The website is now open to public school teachers in all 50 states. Teachers at 77 percent of all the public schools in the country are said to have created classroom project requests.
On the website, Bridgeport school teachers have 177 projects at the moment. New Haven has 130, Danbury teachers have 107 projects posted, Stamford has 60 and Norwalk, 29. In recent years, suburban teachers have also taken to the site with a smattering of projects listed from teachers in Trumbull, Stratford, Shelton, Milford, Ansonia and Derby.
Projects are vetted by DonorsChoose.org staff. Donors get a photo of their project in action, thank-yous from the classroom, and a cost report showing how every dollar was spent.
Many teachers get families and friends to donate, but a network of individual donors, corporations and foundations have also gotten into the act, giving more than $625 million to projects reaching 26 million students.
In Connecticut, more than 15,000 projects have been funded to the tune of $8.7 million. Of that, 46 percent came from out-of-state donors. The most sought after items among Connecticut teachers are books, followed by technology and basics like paper and arts supplies.
Sheena Graham, a music teacher at Harding High School in Bridgeport, has had two dozen projects funded — at $19,147 — and not just for musical instruments. Her current projects include piano books, winter coats, classroom snacks and headphones.
The site, she said, provides so much more than things. She had one project that involved turning students into secret agents who plastered the school with weekly slogans, signs and banners with materials funded by donors.

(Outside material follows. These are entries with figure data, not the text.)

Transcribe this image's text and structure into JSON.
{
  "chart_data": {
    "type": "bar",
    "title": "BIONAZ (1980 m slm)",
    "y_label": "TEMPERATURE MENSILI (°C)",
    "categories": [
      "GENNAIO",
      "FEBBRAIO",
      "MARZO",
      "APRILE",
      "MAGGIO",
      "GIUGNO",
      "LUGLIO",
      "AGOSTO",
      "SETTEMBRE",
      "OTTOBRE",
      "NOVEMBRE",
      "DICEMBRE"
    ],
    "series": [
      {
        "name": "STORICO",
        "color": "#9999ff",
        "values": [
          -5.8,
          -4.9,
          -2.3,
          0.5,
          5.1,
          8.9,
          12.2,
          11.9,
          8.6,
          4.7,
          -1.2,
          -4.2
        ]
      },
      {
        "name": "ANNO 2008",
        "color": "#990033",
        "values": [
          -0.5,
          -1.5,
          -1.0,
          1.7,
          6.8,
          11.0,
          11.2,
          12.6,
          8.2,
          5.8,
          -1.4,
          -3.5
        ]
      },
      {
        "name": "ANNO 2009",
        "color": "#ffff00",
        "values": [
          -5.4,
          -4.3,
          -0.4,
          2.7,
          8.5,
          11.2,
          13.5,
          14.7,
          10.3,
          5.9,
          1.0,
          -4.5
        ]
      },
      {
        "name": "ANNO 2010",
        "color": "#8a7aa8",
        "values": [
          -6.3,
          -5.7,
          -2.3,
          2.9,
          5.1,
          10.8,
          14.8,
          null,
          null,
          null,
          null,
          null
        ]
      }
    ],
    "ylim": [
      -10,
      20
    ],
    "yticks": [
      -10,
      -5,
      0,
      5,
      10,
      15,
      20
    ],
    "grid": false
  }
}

No one else in the school knew where the messages were coming from.
It was a little gesture that has helped improve the climate of the school, Graham said, even among students who initially felt they had no real connection to school.
“There are many problems with our lack of funding for education in Connecticut. DonorsChoose allows me to choose to be part of the solution,” Graham said.
Maust said not all of his projects have been funded — a request for a $4,000 bassoon fell flat — but he did fund a similarly priced tuba.
He recommends teachers start small, with projects that cost under $400 so that they get funded and quicker.
Over the years he has developed a following with a Connecticut doctor he has never met, contributing $10 every time he puts up a project and Katha Pollitt, a former New York Times columnist who he said has contributed to him a dozen of times.
“There are names that pop up frequently that you come to recognize,” Maust said.
To visit the website, go to www.donorschoose.org.